5. Tendo a Autora promovido o registo das penhoras sobre os referidos imóveis, para satisfazer os pagamentos da impetrada dívida, como se encontravam já registadas penhoras fiscais prévias nos bens indicados, a autora reclamou o seu crédito nos processos fiscais, que se encontram suspensos, mercê de acordos de pagamento entre o 1.º R. e a Administração Fiscal, que obstaculizaram e foram prejudiciais às expectáveis vendas, ficando a A. nessa jurisdição fiscal sem resultado – cfr. docs. 7, 8 e 9 juntos com a petição inicial;

6. Em sede de reclamação num daqueles processos (P.º n.º 17/20...., que correu termos no Tribunal Administrativo e Fiscal ..., no qual a A., ali reclamante, vinha insistindo para que a Administração Fiscal promovesse a venda do imóvel penhorado), a autora tomou conhecimento que o 1.º Réu havia doado os bens possuía (indicados no artigo 3.º desta P.I. – que haviam sido objeto de penhora pela autora) à sua mãe, aqui segunda Ré, CC, que aceitou tal doação, em 16 de Setembro de 2019 – cfr. docs. 5, 6, 9 e 10 juntos com a petição inicial;

7. Mediante escritura pública de doação, outorgada no dia 16 de setembro de 2019, o primeiro réu dou à segunda ré, que aceitou a doação, os seus direitos de propriedade e compropriedade sobre os prédios identificados em 4, pelos respetivos valores patrimoniais, cujo valor tributário ascendia 54.709,45€ - cfr. doc. n.º 10 junto com a petição inicial.

 

III - Do Direito

1. Uma vez que o âmbito objectivo dos recursos é delimitado pelas conclusões apresentadas pelos recorrentes (arts. 635º, nº 4, e 639º, do NCPC), apreciaremos, apenas, as questões que ali foram enunciadas.

Nesta conformidade, as questões a resolver são as seguintes.

- Nulidade da sentença.

- Ineficácia das doações.

2. A A./recorrente veio arguir a nulidade da sentença, por não ter sido usado pelo tribunal a quo o poder/dever de mandar corrigir ou suprir o art. 3º da p.i., na parte relativa à alegação de que o R. tinha, a seu favor, registo predial do direito de compropriedade sobre a fração B, na proporção de ¼, quando afinal era de ½, nem ter suscitado essa questão na audiência prévia, o que é causal da nulidade da sentença, nos termos da d), do nº 1, do art. 615º e 590, nº 4, ambos do NCPC (cfr. conclusões de recurso X. e XVI.).
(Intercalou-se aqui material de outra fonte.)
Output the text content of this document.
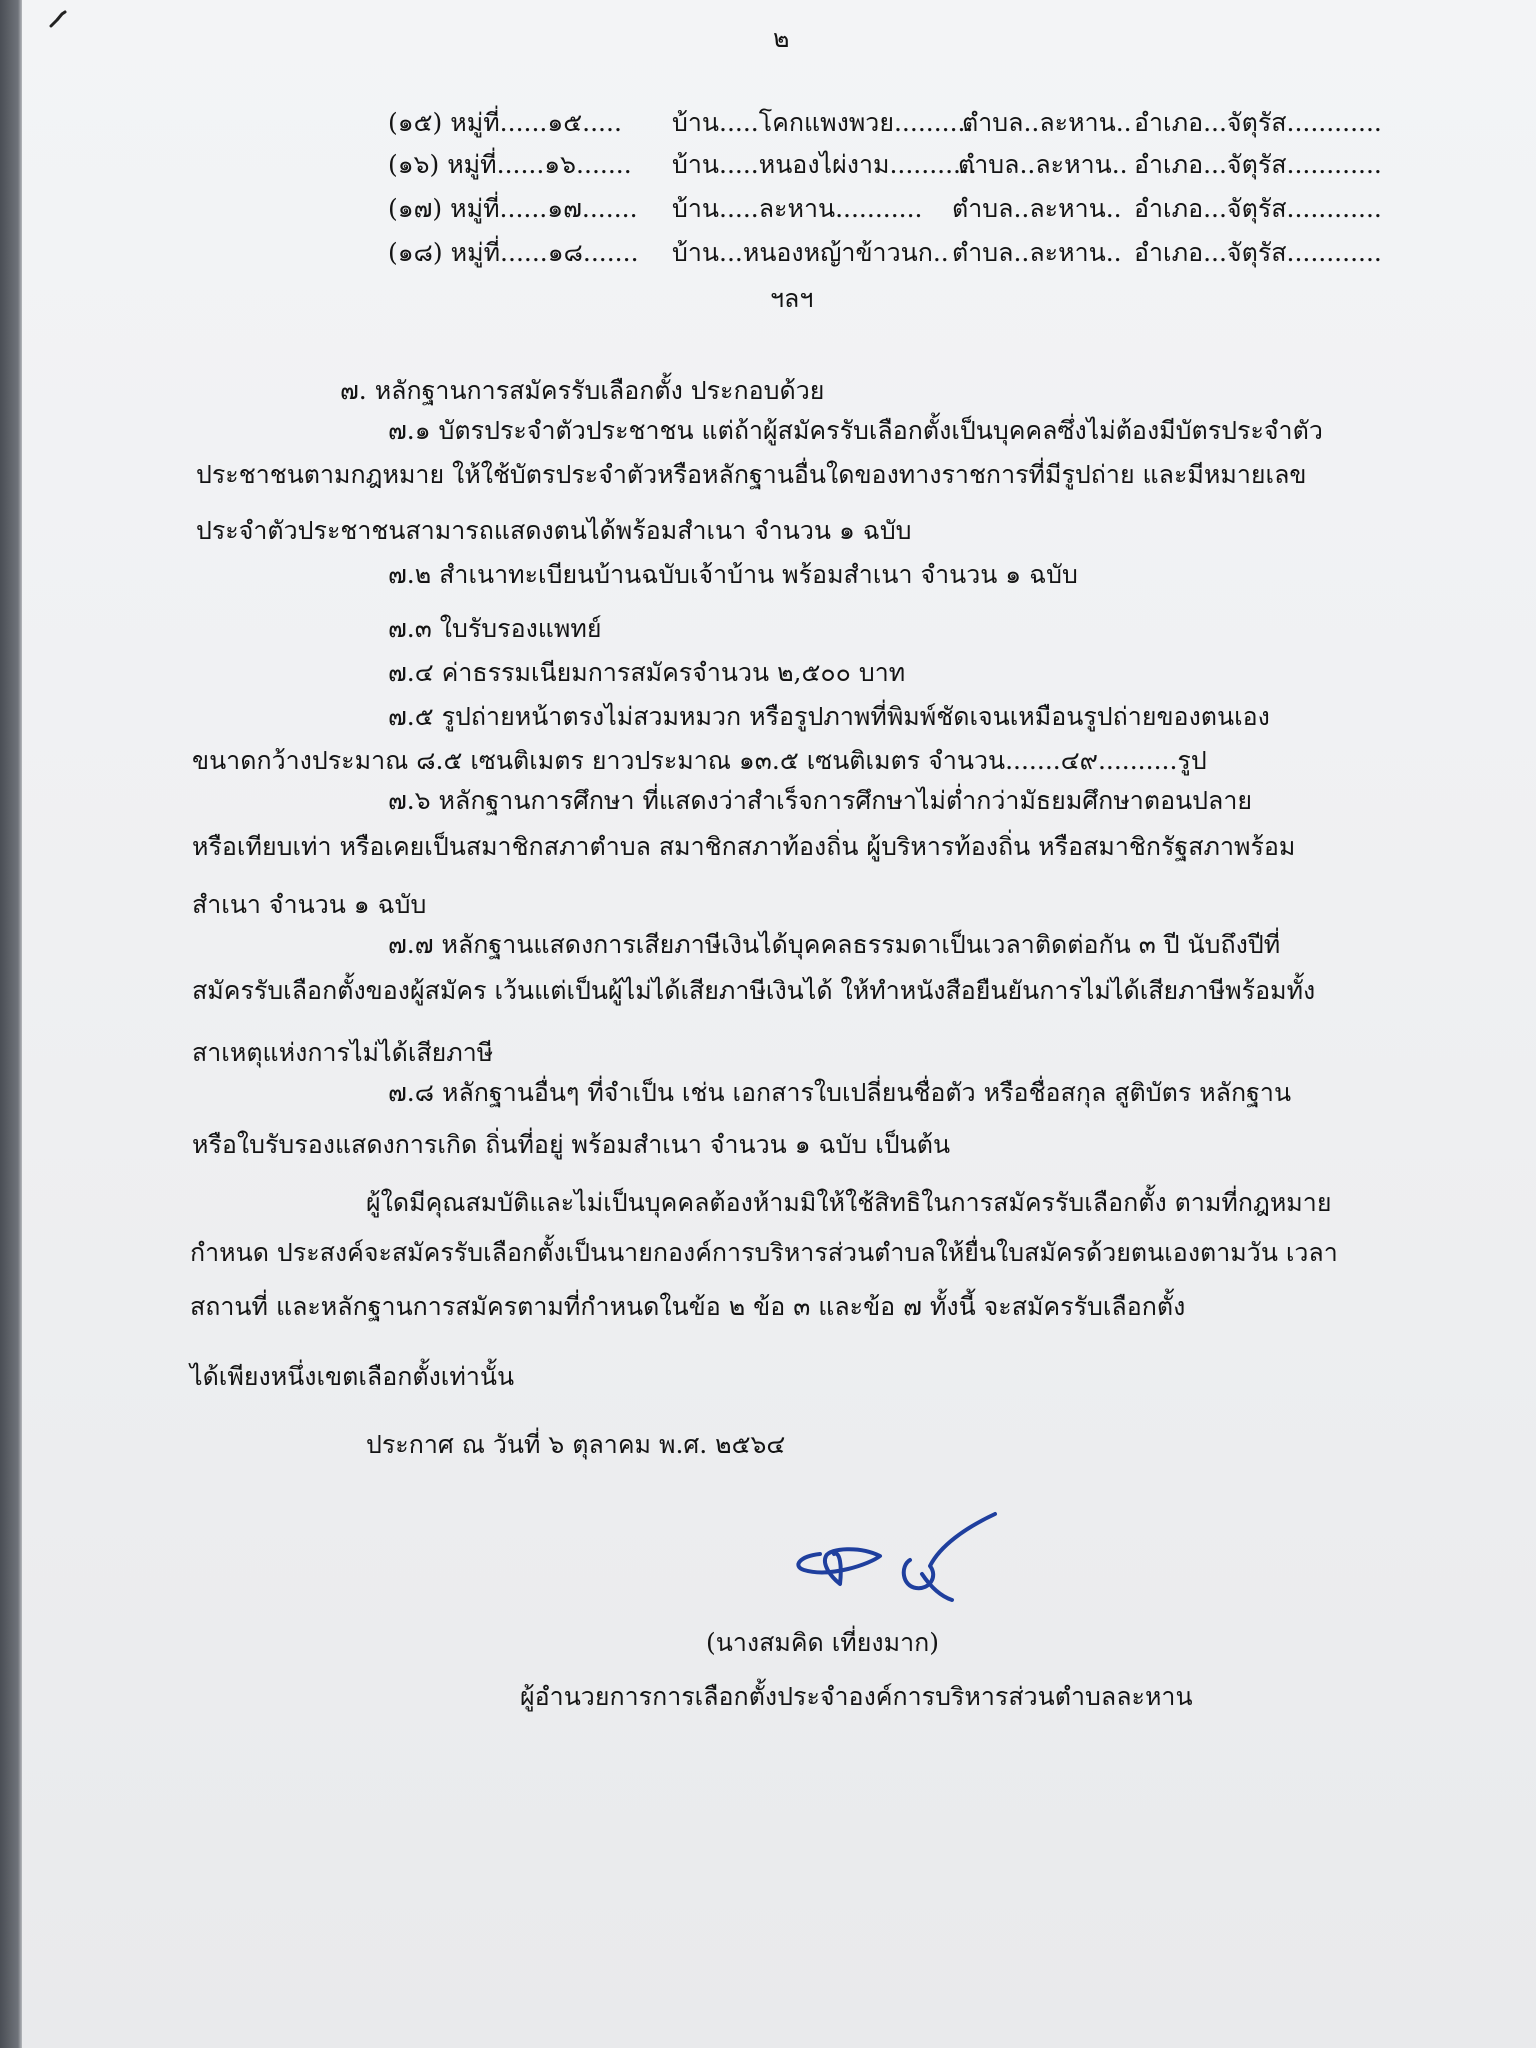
๒
(๑๕) หมู่ที่......๑๕..... บ้าน.....โคกแพงพวย..........
ตำบล..ละหาน.. อำเภอ...จัตุรัส............
(๑๖) หมู่ที่......๑๖....... บ้าน.....หนองไผ่งาม...........
ตำบล..ละหาน.. อำเภอ...จัตุรัส............
(๑๗) หมู่ที่......๑๗....... บ้าน.....ละหาน........... ตำบล..ละหาน.. อำเภอ...จัตุรัส............
(๑๘) หมู่ที่......๑๘....... บ้าน...หนองหญ้าข้าวนก.. ตำบล..ละหาน.. อำเภอ...จัตุรัส............
ฯลฯ
๗. หลักฐานการสมัครรับเลือกตั้ง ประกอบด้วย
๗.๑ บัตรประจำตัวประชาชน แต่ถ้าผู้สมัครรับเลือกตั้งเป็นบุคคลซึ่งไม่ต้องมีบัตรประจำตัว
ประชาชนตามกฎหมาย ให้ใช้บัตรประจำตัวหรือหลักฐานอื่นใดของทางราชการที่มีรูปถ่าย และมีหมายเลข
ประจำตัวประชาชนสามารถแสดงตนได้พร้อมสำเนา จำนวน ๑ ฉบับ
๗.๒ สำเนาทะเบียนบ้านฉบับเจ้าบ้าน พร้อมสำเนา จำนวน ๑ ฉบับ
๗.๓ ใบรับรองแพทย์
๗.๔ ค่าธรรมเนียมการสมัครจำนวน ๒,๕๐๐ บาท
๗.๕ รูปถ่ายหน้าตรงไม่สวมหมวก หรือรูปภาพที่พิมพ์ชัดเจนเหมือนรูปถ่ายของตนเอง
ขนาดกว้างประมาณ ๘.๕ เซนติเมตร ยาวประมาณ ๑๓.๕ เซนติเมตร จำนวน.......๔๙..........รูป
๗.๖ หลักฐานการศึกษา ที่แสดงว่าสำเร็จการศึกษาไม่ต่ำกว่ามัธยมศึกษาตอนปลาย
หรือเทียบเท่า หรือเคยเป็นสมาชิกสภาตำบล สมาชิกสภาท้องถิ่น ผู้บริหารท้องถิ่น หรือสมาชิกรัฐสภาพร้อม
สำเนา จำนวน ๑ ฉบับ
๗.๗ หลักฐานแสดงการเสียภาษีเงินได้บุคคลธรรมดาเป็นเวลาติดต่อกัน ๓ ปี นับถึงปีที่
สมัครรับเลือกตั้งของผู้สมัคร เว้นแต่เป็นผู้ไม่ได้เสียภาษีเงินได้ ให้ทำหนังสือยืนยันการไม่ได้เสียภาษีพร้อมทั้ง
สาเหตุแห่งการไม่ได้เสียภาษี
๗.๘ หลักฐานอื่นๆ ที่จำเป็น เช่น เอกสารใบเปลี่ยนชื่อตัว หรือชื่อสกุล สูติบัตร หลักฐาน
หรือใบรับรองแสดงการเกิด ถิ่นที่อยู่ พร้อมสำเนา จำนวน ๑ ฉบับ เป็นต้น
ผู้ใดมีคุณสมบัติและไม่เป็นบุคคลต้องห้ามมิให้ใช้สิทธิในการสมัครรับเลือกตั้ง ตามที่กฎหมาย
กำหนด ประสงค์จะสมัครรับเลือกตั้งเป็นนายกองค์การบริหารส่วนตำบลให้ยื่นใบสมัครด้วยตนเองตามวัน เวลา
สถานที่ และหลักฐานการสมัครตามที่กำหนดในข้อ ๒ ข้อ ๓ และข้อ ๗ ทั้งนี้ จะสมัครรับเลือกตั้ง
ได้เพียงหนึ่งเขตเลือกตั้งเท่านั้น
ประกาศ ณ วันที่ ๖ ตุลาคม พ.ศ. ๒๕๖๔
(นางสมคิด เที่ยงมาก)
ผู้อำนวยการการเลือกตั้งประจำองค์การบริหารส่วนตำบลละหาน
O aludido normativo, número e alínea, dispõe que é nula a sentença quando o juiz deixe de pronunciar-se sobre questões que devesse apreciar ou conheça de questões de que não podia tomar conhecimento. Embora a recorrente não precise se é a 1ª parte ou não que está em jogo, percebe-se pele sua alegação que está a equacionar a omissão de pronúncia, prevista nessa 1ª parte, e não o excesso de pronúncia.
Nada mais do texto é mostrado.